Congenital heart disease screening program in elementary schools: a research-based policy
Purpose: CHD is a condition where heart abnormalities develop before birth and can lead to severe complications such as heart failure and premature death, especially among younger adults. Delayed diagnosis and treatment worsen the situation for CHD patients. Early screening can prevent CHD and ensure timely interventions. This study discusses the latest advancements in CHD screening for primary school children and the valuable insights gained from the program.
Method: The CHD screening program in Yogyakarta province involved three stages: consolidation, implementation, and incorporation. During the consolidation stage, key decision-makers in the province and local health offices were involved. Primary healthcare workers and primary school teachers were trained to deliver the screening during the implementation stage.

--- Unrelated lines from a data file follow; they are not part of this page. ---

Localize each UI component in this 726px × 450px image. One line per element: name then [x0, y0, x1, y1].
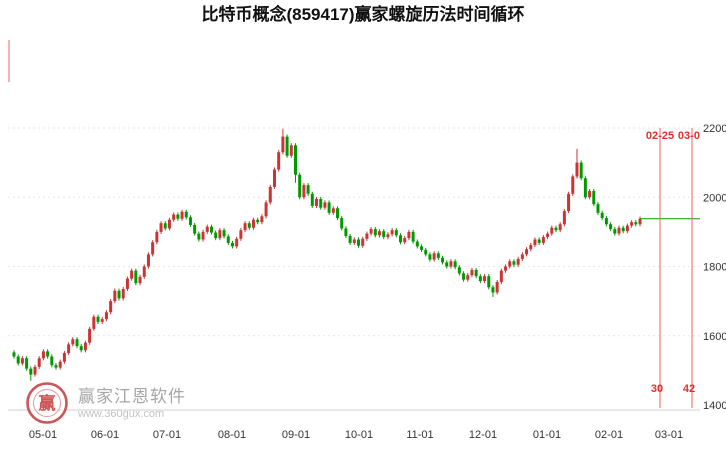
x-axis-label: 11-01 — [406, 429, 433, 441]
y-axis-label: 2000 — [703, 192, 726, 204]
candles — [12, 128, 642, 381]
x-axis-label: 10-01 — [345, 429, 373, 441]
x-axis-label: 08-01 — [218, 429, 246, 441]
x-axis-label: 05-01 — [29, 429, 57, 441]
cycle-labels: 02-25 30 03-09 42 — [646, 130, 706, 395]
x-axis-label: 06-01 — [91, 429, 119, 441]
x-axis-label: 03-01 — [655, 429, 683, 441]
winner-gann-logo-icon: 赢 — [26, 382, 68, 424]
cycle-date-label: 03-09 — [678, 130, 706, 142]
cycle-lines — [8, 40, 693, 408]
x-axis-label: 12-01 — [469, 429, 497, 441]
watermark: 赢 赢家江恩软件 www.360gux.com — [25, 381, 186, 425]
x-axis-label: 02-01 — [595, 429, 623, 441]
grid-lines — [8, 127, 700, 411]
chart-title: 比特币概念(859417)赢家螺旋历法时间循环 — [201, 5, 525, 24]
y-axis-label: 2200 — [703, 123, 726, 135]
x-axis-label: 09-01 — [282, 429, 310, 441]
y-axis-label: 1600 — [703, 331, 726, 343]
watermark-brand-name: 赢家江恩软件 — [78, 386, 186, 406]
x-axis-labels: 05-01 06-01 07-01 08-01 09-01 10-01 11-01 12-01… — [29, 429, 683, 441]
y-axis-labels: 1400 1600 1800 2000 2200 — [703, 123, 726, 412]
logo-character: 赢 — [39, 393, 56, 413]
x-axis-label: 01-01 — [533, 429, 561, 441]
cycle-count-label: 30 — [651, 383, 663, 395]
y-axis-label: 1800 — [703, 262, 726, 274]
x-axis-label: 07-01 — [153, 429, 181, 441]
y-axis-label: 1400 — [703, 400, 726, 412]
watermark-url: www.360gux.com — [78, 407, 165, 420]
cycle-date-label: 02-25 — [646, 130, 674, 142]
cycle-count-label: 42 — [683, 383, 695, 395]
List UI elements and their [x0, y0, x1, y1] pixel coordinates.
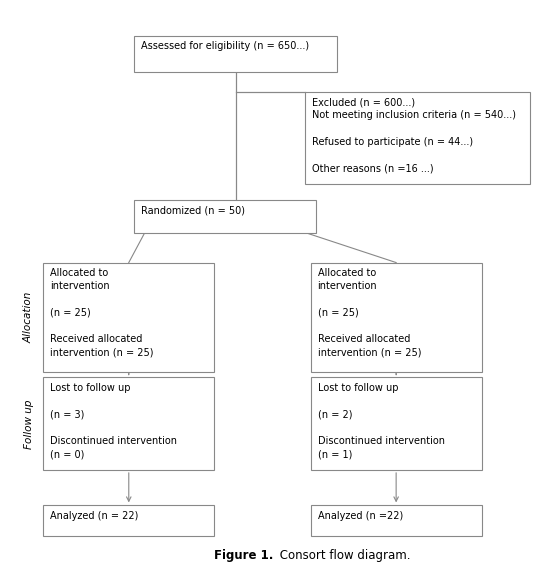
- Text: Analyzed (n =22): Analyzed (n =22): [317, 511, 403, 521]
- Bar: [134, 200, 316, 232]
- Bar: [311, 505, 482, 536]
- Text: Lost to follow up

(n = 3)

Discontinued intervention
(n = 0): Lost to follow up (n = 3) Discontinued i…: [50, 383, 177, 459]
- Text: Randomized (n = 50): Randomized (n = 50): [141, 206, 245, 215]
- Text: Allocation: Allocation: [24, 291, 34, 343]
- Bar: [43, 505, 214, 536]
- Text: Lost to follow up

(n = 2)

Discontinued intervention
(n = 1): Lost to follow up (n = 2) Discontinued i…: [317, 383, 444, 459]
- Bar: [134, 36, 338, 72]
- Text: Excluded (n = 600...)
Not meeting inclusion criteria (n = 540...)

Refused to pa: Excluded (n = 600...) Not meeting inclus…: [312, 97, 516, 173]
- Bar: [43, 377, 214, 470]
- Text: Figure 1.: Figure 1.: [214, 549, 273, 562]
- Text: Allocated to
intervention

(n = 25)

Received allocated
intervention (n = 25): Allocated to intervention (n = 25) Recei…: [317, 268, 421, 357]
- Bar: [305, 92, 530, 184]
- Text: Assessed for eligibility (n = 650...): Assessed for eligibility (n = 650...): [141, 41, 309, 51]
- Text: Analyzed (n = 22): Analyzed (n = 22): [50, 511, 139, 521]
- Text: Consort flow diagram.: Consort flow diagram.: [276, 549, 411, 562]
- Bar: [43, 263, 214, 372]
- Text: Allocated to
intervention

(n = 25)

Received allocated
intervention (n = 25): Allocated to intervention (n = 25) Recei…: [50, 268, 154, 357]
- Text: Follow up: Follow up: [24, 399, 34, 449]
- Bar: [311, 377, 482, 470]
- Bar: [311, 263, 482, 372]
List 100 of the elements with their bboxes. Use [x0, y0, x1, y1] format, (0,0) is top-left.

Stakeholders, health workers, and teachers were invited to discuss the results, and the Provincial Governor's office was engaged during the incorporation stage.
Results: In 2018–2019, 18 CHDs were identified from 6,116 school-age children in 4 districts in Indonesia. The screening program was led by academics in the Universitas Gadjah Mada through 3 stages: consolidation, implementation, and incorporation. Strong collaboration with local stakeholders has contributed to the program's success in engaging 130 schools, 60 community health centers, and 190 health workers. Several opportunities for improvement are: strengthening the capacity and number of health providers at health centers to screen CHDs using 12-lead electrocardiography, addressing patients' reluctance to visit the health facility due to the COVID-19 pandemic, and motivating parents to have their children checked.
Conclusion: CHD screening using 12-lead electrocardiography and auscultation should be part of primary school health screenings. Academics can train health workers, and local governments can provide funding and prepare health facilities for follow-up treatment.